DPD was not as sure that the Foss lease is unique. “We do recognize the port has ice-breakers and research vessels,” said DPD’s Andy Mckim. Nevertheless, Mckim held that this decision was specific to Terminal 5 and would not be used to set a broad precedent for all cargo. "How can we guarantee that?" asked Bowman. DPD Director Diane Sugimura replied, "For now, we have no plans to examine other terminals."
Amid claims of political hardballing, Mckim pled neutrality. “If we were investigating a Greenpeace vessel, we would have come to the same conclusion,” he said.
Shelton confirmed that the mayor's office asked DPD to investigate but denied the ruling is political. "The DPD had to come to the conclusion based on merits," said Shelton.
McKim noted, however, that while DPD fields many land-use complaints, he cannot ever recall investigating the port. “It is unusual for us to come to a conclusion in 30 days. It typically takes up to a year.”
Further, when DPD Director Diane Sugimura was asked to define cargo, the term on which DPD's ruling is predicated, she said, “The city needs to examine its definition," a response which was poorly received by the commissioners, especially Bill Bryant.
The commission’s anti-Shell contingent was not well represented at Tuesday’s meeting. Commissioner Courtney Gregoire, who has voiced opposition to the lease, could not participate due to health reason. Fellow opponent Commissioner Tom Albro voted in support of appealing the DPD’s decision.
“We need a process to review and examine how the city came to that decision,” he said. The appeal, he argued, was not an attempt to oppose the city, but simply to understand the DPD decision more fully.
Until this issue, the mayor and Seattle industry have maintained a fairly good relationship. Dave Gering, Executive Director of the Manufacturing Industrial Council, claimed to have better communication with him than former mayor Mike McGinn.

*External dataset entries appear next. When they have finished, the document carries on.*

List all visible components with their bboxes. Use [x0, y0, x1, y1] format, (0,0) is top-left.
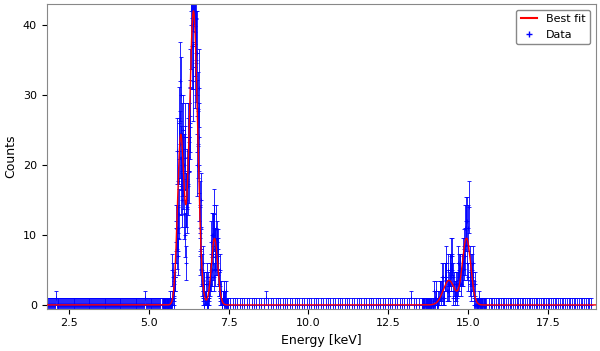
Best fit [494, 303, 502, 307]
Line: Best fit: Best fit [47, 11, 596, 305]
Best fit [592, 303, 599, 307]
X-axis label: Energy [keV]: Energy [keV] [281, 334, 362, 347]
Best fit [373, 303, 380, 307]
Best fit [253, 303, 260, 307]
Y-axis label: Counts: Counts [4, 135, 17, 178]
Best fit [190, 9, 197, 13]
Legend: Best fit, Data: Best fit, Data [516, 10, 590, 44]
Best fit [453, 289, 460, 293]
Best fit [43, 303, 50, 307]
Best fit [400, 303, 407, 307]
Best fit [143, 303, 150, 307]
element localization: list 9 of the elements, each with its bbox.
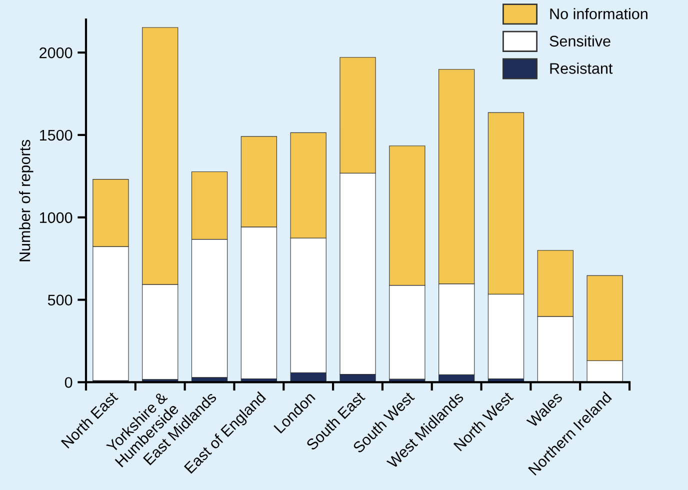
- legend-label: Resistant: [550, 62, 613, 74]
- y-tick-label: 2000: [40, 47, 72, 58]
- legend-label: No information: [550, 8, 648, 20]
- y-axis-title: Number of reports: [19, 140, 34, 262]
- y-tick-label: 0: [64, 377, 72, 388]
- legend-label: Sensitive: [550, 35, 610, 47]
- y-tick-label: 1500: [40, 130, 72, 141]
- y-tick-label: 1000: [40, 212, 72, 224]
- y-tick-label: 500: [48, 294, 72, 306]
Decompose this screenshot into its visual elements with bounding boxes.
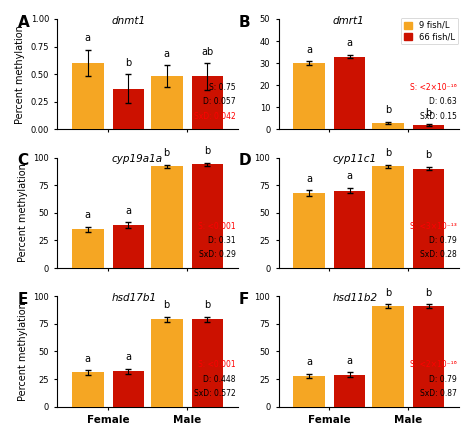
Bar	[334, 57, 365, 129]
Bar	[334, 374, 365, 407]
Legend: 9 fish/L, 66 fish/L: 9 fish/L, 66 fish/L	[401, 18, 458, 44]
Text: b: b	[385, 148, 391, 158]
Text: D: 0.79: D: 0.79	[429, 236, 457, 245]
Text: a: a	[306, 173, 312, 183]
Text: SxD: 0.572: SxD: 0.572	[194, 389, 236, 398]
Bar	[334, 191, 365, 268]
Text: SxD: 0.15: SxD: 0.15	[420, 112, 457, 121]
Text: D: D	[239, 153, 252, 168]
Bar	[191, 319, 223, 407]
Bar	[72, 63, 104, 129]
Text: S: <3×10⁻¹³: S: <3×10⁻¹³	[410, 222, 457, 231]
Text: dmrt1: dmrt1	[333, 16, 365, 26]
Text: cyp11c1: cyp11c1	[333, 154, 377, 164]
Text: D: 0.057: D: 0.057	[203, 97, 236, 106]
Text: a: a	[346, 171, 353, 181]
Text: F: F	[239, 292, 249, 307]
Text: a: a	[126, 205, 131, 216]
Bar	[72, 229, 104, 268]
Text: D: 0.448: D: 0.448	[203, 374, 236, 384]
Text: a: a	[85, 33, 91, 43]
Bar	[151, 166, 182, 268]
Text: hsd17b1: hsd17b1	[111, 293, 156, 303]
Y-axis label: Percent methylation: Percent methylation	[15, 25, 25, 124]
Text: S: <0.001: S: <0.001	[198, 360, 236, 369]
Text: D: 0.63: D: 0.63	[429, 97, 457, 106]
Text: SxD: 0.28: SxD: 0.28	[420, 250, 457, 260]
Text: b: b	[426, 150, 432, 160]
Text: B: B	[239, 15, 251, 29]
Bar	[151, 319, 182, 407]
Text: b: b	[164, 300, 170, 310]
Bar	[293, 193, 325, 268]
Y-axis label: Percent methylation: Percent methylation	[18, 302, 28, 401]
Bar	[151, 77, 182, 129]
Text: b: b	[426, 288, 432, 298]
Text: a: a	[346, 356, 353, 366]
Text: S: 0.75: S: 0.75	[210, 83, 236, 92]
Text: a: a	[85, 210, 91, 220]
Text: b: b	[164, 148, 170, 158]
Text: S: <2×10⁻¹⁶: S: <2×10⁻¹⁶	[410, 83, 457, 92]
Bar	[413, 125, 444, 129]
Text: b: b	[204, 146, 210, 156]
Bar	[372, 306, 404, 407]
Text: a: a	[346, 38, 353, 48]
Text: ab: ab	[201, 47, 213, 57]
Bar	[113, 88, 144, 129]
Bar	[372, 123, 404, 129]
Text: a: a	[164, 49, 170, 59]
Bar	[113, 225, 144, 268]
Text: cyp19a1a: cyp19a1a	[111, 154, 163, 164]
Bar	[191, 164, 223, 268]
Bar	[113, 371, 144, 407]
Bar	[293, 63, 325, 129]
Bar	[293, 376, 325, 407]
Text: b: b	[426, 107, 432, 117]
Text: hsd11b2: hsd11b2	[333, 293, 378, 303]
Text: b: b	[204, 300, 210, 310]
Text: a: a	[306, 45, 312, 55]
Bar	[413, 306, 444, 407]
Text: SxD: 0.29: SxD: 0.29	[199, 250, 236, 260]
Text: D: 0.79: D: 0.79	[429, 374, 457, 384]
Text: SxD: 0.87: SxD: 0.87	[420, 389, 457, 398]
Bar	[372, 166, 404, 268]
Text: a: a	[306, 357, 312, 367]
Text: C: C	[18, 153, 29, 168]
Text: S: <0.001: S: <0.001	[198, 222, 236, 231]
Text: A: A	[18, 15, 29, 29]
Text: dnmt1: dnmt1	[111, 16, 146, 26]
Bar	[413, 169, 444, 268]
Text: SxD: 0.042: SxD: 0.042	[194, 112, 236, 121]
Text: S: <2×10⁻¹⁶: S: <2×10⁻¹⁶	[410, 360, 457, 369]
Text: b: b	[385, 105, 391, 115]
Bar	[72, 372, 104, 407]
Text: b: b	[385, 288, 391, 298]
Text: E: E	[18, 292, 28, 307]
Text: a: a	[126, 352, 131, 363]
Text: D: 0.31: D: 0.31	[208, 236, 236, 245]
Text: a: a	[85, 354, 91, 363]
Y-axis label: Percent methylation: Percent methylation	[18, 163, 28, 262]
Text: b: b	[125, 58, 131, 68]
Bar	[191, 77, 223, 129]
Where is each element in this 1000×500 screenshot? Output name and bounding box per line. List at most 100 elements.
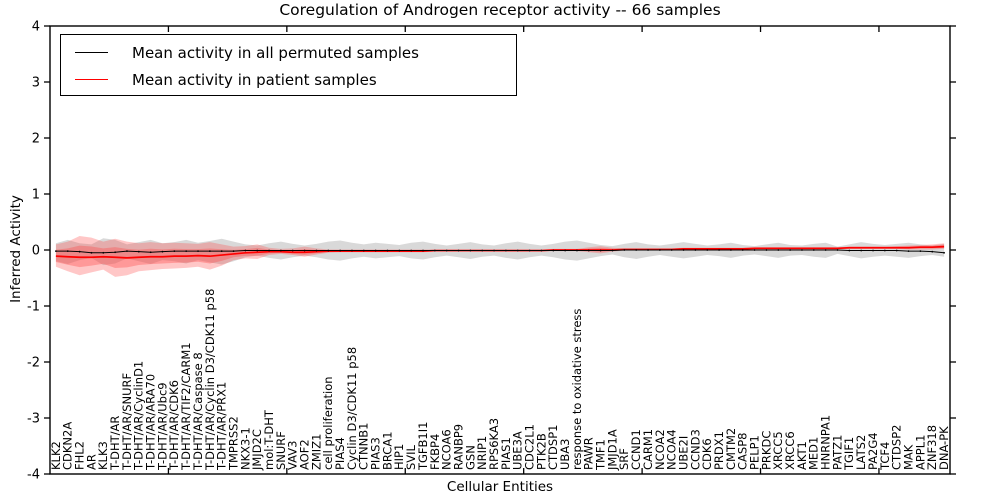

At this point, the port’s business partners and commissioners all express eagerness to get past the issue somehow. While manufacturing interests uniformly reject the DPD's findings, Gering said this won't be a permanent wedge with the city government. "We'll move beyond this," he said.
That appears to be what everyone wants. "The port needs the support of the city," said Albro.
"If there's one thing we don't want," said Commissioner John Creighton, "it's a prolonged spat between the port and the city."